The conclusion is that, in lieu of the old probate court, the constitution established a county court, which, like other courts named in Section 1 of Article VII, “shall be courts of record, having general jurisdiction to be defined, limited and regulated by law in accordance with this constitution.” To this court the people by their organic *414act, in Section 12 of the same article, committed the jurisdiction pertaining to courts of probate, with its incidents of trial, and distinguished it from civil jurisdiction as contemplated in Section 17 of Article I, preserving the trial by jury in civil cases.

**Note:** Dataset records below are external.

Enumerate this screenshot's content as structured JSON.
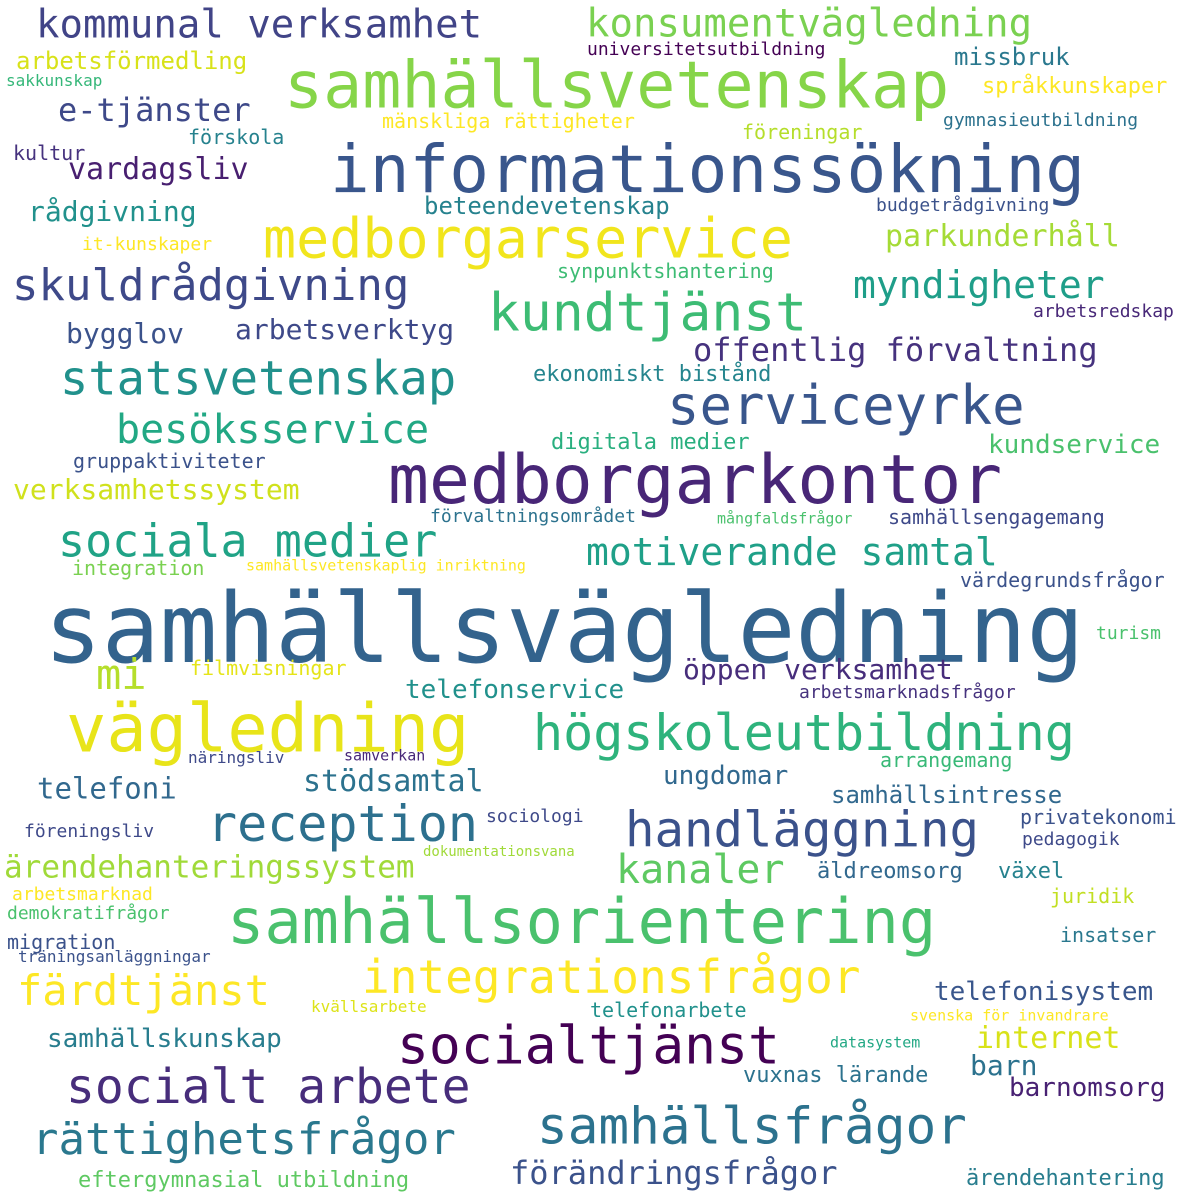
{
  "words": [
    {
      "text": "samhällsvägledning",
      "color": "#33638d"
    },
    {
      "text": "medborgarkontor",
      "color": "#482677"
    },
    {
      "text": "informationssökning",
      "color": "#39568c"
    },
    {
      "text": "samhällsvetenskap",
      "color": "#86d549"
    },
    {
      "text": "samhällsorientering",
      "color": "#4ac16d"
    },
    {
      "text": "vägledning",
      "color": "#e8e419"
    },
    {
      "text": "medborgarservice",
      "color": "#f1e51d"
    },
    {
      "text": "högskoleutbildning",
      "color": "#2eb37c"
    },
    {
      "text": "serviceyrke",
      "color": "#39568c"
    },
    {
      "text": "socialtjänst",
      "color": "#440154"
    },
    {
      "text": "samhällsfrågor",
      "color": "#2c728e"
    },
    {
      "text": "kundtjänst",
      "color": "#3dbc74"
    },
    {
      "text": "handläggning",
      "color": "#3b528b"
    },
    {
      "text": "reception",
      "color": "#2d708e"
    },
    {
      "text": "statsvetenskap",
      "color": "#21918c"
    },
    {
      "text": "socialt arbete",
      "color": "#472d7b"
    },
    {
      "text": "integrationsfrågor",
      "color": "#fde725"
    },
    {
      "text": "rättighetsfrågor",
      "color": "#2a788e"
    },
    {
      "text": "sociala medier",
      "color": "#20a386"
    },
    {
      "text": "skuldrådgivning",
      "color": "#3e4989"
    },
    {
      "text": "kommunal verksamhet",
      "color": "#414487"
    },
    {
      "text": "konsumentvägledning",
      "color": "#7ad151"
    },
    {
      "text": "besöksservice",
      "color": "#22a884"
    },
    {
      "text": "motiverande samtal",
      "color": "#1fa088"
    },
    {
      "text": "färdtjänst",
      "color": "#fde725"
    },
    {
      "text": "myndigheter",
      "color": "#1f9e89"
    },
    {
      "text": "offentlig förvaltning",
      "color": "#46327e"
    },
    {
      "text": "kanaler",
      "color": "#5ec962"
    },
    {
      "text": "förändringsfrågor",
      "color": "#3b528b"
    },
    {
      "text": "mi",
      "color": "#b5de2b"
    },
    {
      "text": "ärendehanteringssystem",
      "color": "#a0da39"
    },
    {
      "text": "parkunderhåll",
      "color": "#a5db36"
    },
    {
      "text": "internet",
      "color": "#d8e219"
    },
    {
      "text": "e-tjänster",
      "color": "#3e4989"
    },
    {
      "text": "vardagsliv",
      "color": "#481f70"
    },
    {
      "text": "stödsamtal",
      "color": "#2c728e"
    },
    {
      "text": "telefonservice",
      "color": "#21918c"
    },
    {
      "text": "öppen verksamhet",
      "color": "#472d7b"
    },
    {
      "text": "verksamhetssystem",
      "color": "#d0e11c"
    },
    {
      "text": "samhällskunskap",
      "color": "#287d8e"
    },
    {
      "text": "arbetsverktyg",
      "color": "#3e4989"
    },
    {
      "text": "rådgivning",
      "color": "#21918c"
    },
    {
      "text": "bygglov",
      "color": "#3b528b"
    },
    {
      "text": "telefoni",
      "color": "#31688e"
    },
    {
      "text": "ungdomar",
      "color": "#31688e"
    },
    {
      "text": "kundservice",
      "color": "#4ac16d"
    },
    {
      "text": "telefonisystem",
      "color": "#39568c"
    },
    {
      "text": "barnomsorg",
      "color": "#482173"
    },
    {
      "text": "barn",
      "color": "#2c728e"
    },
    {
      "text": "samhällsintresse",
      "color": "#31688e"
    },
    {
      "text": "missbruk",
      "color": "#2a788e"
    },
    {
      "text": "beteendevetenskap",
      "color": "#26828e"
    },
    {
      "text": "arbetsförmedling",
      "color": "#d8e219"
    },
    {
      "text": "språkkunskaper",
      "color": "#fde725"
    },
    {
      "text": "vuxnas lärande",
      "color": "#2c728e"
    },
    {
      "text": "ekonomiskt bistånd",
      "color": "#25858e"
    },
    {
      "text": "digitala medier",
      "color": "#29af7f"
    },
    {
      "text": "eftergymnasial utbildning",
      "color": "#5ec962"
    },
    {
      "text": "ärendehantering",
      "color": "#287d8e"
    },
    {
      "text": "äldreomsorg",
      "color": "#31688e"
    },
    {
      "text": "växel",
      "color": "#26828e"
    },
    {
      "text": "gruppaktiviteter",
      "color": "#3b528b"
    },
    {
      "text": "mänskliga rättigheter",
      "color": "#fde725"
    },
    {
      "text": "synpunktshantering",
      "color": "#3dbc74"
    },
    {
      "text": "gymnasieutbildning",
      "color": "#2c728e"
    },
    {
      "text": "budgetrådgivning",
      "color": "#3b528b"
    },
    {
      "text": "värdegrundsfrågor",
      "color": "#3b528b"
    },
    {
      "text": "arrangemang",
      "color": "#38b977"
    },
    {
      "text": "privatekonomi",
      "color": "#3b528b"
    },
    {
      "text": "samhällsengagemang",
      "color": "#3e4989"
    },
    {
      "text": "förskola",
      "color": "#26828e"
    },
    {
      "text": "föreningar",
      "color": "#b5de2b"
    },
    {
      "text": "kultur",
      "color": "#46327e"
    },
    {
      "text": "it-kunskaper",
      "color": "#fde725"
    },
    {
      "text": "filmvisningar",
      "color": "#e5e419"
    },
    {
      "text": "integration",
      "color": "#7ad151"
    },
    {
      "text": "arbetsmarknadsfrågor",
      "color": "#46327e"
    },
    {
      "text": "förvaltningsområdet",
      "color": "#2c728e"
    },
    {
      "text": "universitetsutbildning",
      "color": "#440154"
    },
    {
      "text": "sakkunskap",
      "color": "#35b779"
    },
    {
      "text": "arbetsredskap",
      "color": "#482878"
    },
    {
      "text": "turism",
      "color": "#4ac16d"
    },
    {
      "text": "föreningsliv",
      "color": "#3e4989"
    },
    {
      "text": "sociologi",
      "color": "#3e4989"
    },
    {
      "text": "pedagogik",
      "color": "#3e4989"
    },
    {
      "text": "juridik",
      "color": "#c2df23"
    },
    {
      "text": "insatser",
      "color": "#2a788e"
    },
    {
      "text": "arbetsmarknad",
      "color": "#fde725"
    },
    {
      "text": "demokratifrågor",
      "color": "#4ac16d"
    },
    {
      "text": "migration",
      "color": "#3b528b"
    },
    {
      "text": "träningsanläggningar",
      "color": "#3b528b"
    },
    {
      "text": "kvällsarbete",
      "color": "#dde318"
    },
    {
      "text": "telefonarbete",
      "color": "#21918c"
    },
    {
      "text": "svenska för invandrare",
      "color": "#fde725"
    },
    {
      "text": "datasystem",
      "color": "#22a884"
    },
    {
      "text": "mångfaldsfrågor",
      "color": "#4ac16d"
    },
    {
      "text": "samhällsvetenskaplig inriktning",
      "color": "#fde725"
    },
    {
      "text": "näringsliv",
      "color": "#3e4989"
    },
    {
      "text": "samverkan",
      "color": "#482878"
    },
    {
      "text": "dokumentationsvana",
      "color": "#a0da39"
    }
  ]
}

It was quite in harmony with this fundamental law for the legislative assembly afterwards to define, limit, and regulate the jurisdiction of that court, so that its proceedings should be “in the nature of a suit in equity, as distinguished from an action at law.” To this result the territorial legislation of December 15, 1853, forms no obstacle, both because it was void as inconsistent with the law organizing the territory of- Oregon, and for the reason that it was superseded by the constitution, giving such jurisdiction to another court, and, further, that the people retained the right to repeal it, and did so by the adoption of the Code of Civil Procedure in 1862. This code has been recognized and acted upon for a half century without question until the filing of this petition. As said by Mr. Justice Boise, in Tribou v. Strowbridge, 7 Or. 156, 159:
“Was there doubt as to the constitutionality of this statute, it would, under the circumstances and the sanction of long usage, have to be solved in favor of the statute.”
It follows that in this litigation, in the nature of a suit in equity, neither party could, as a matter of right, demand a jury trial.
We adhere to the former decision. Reversed.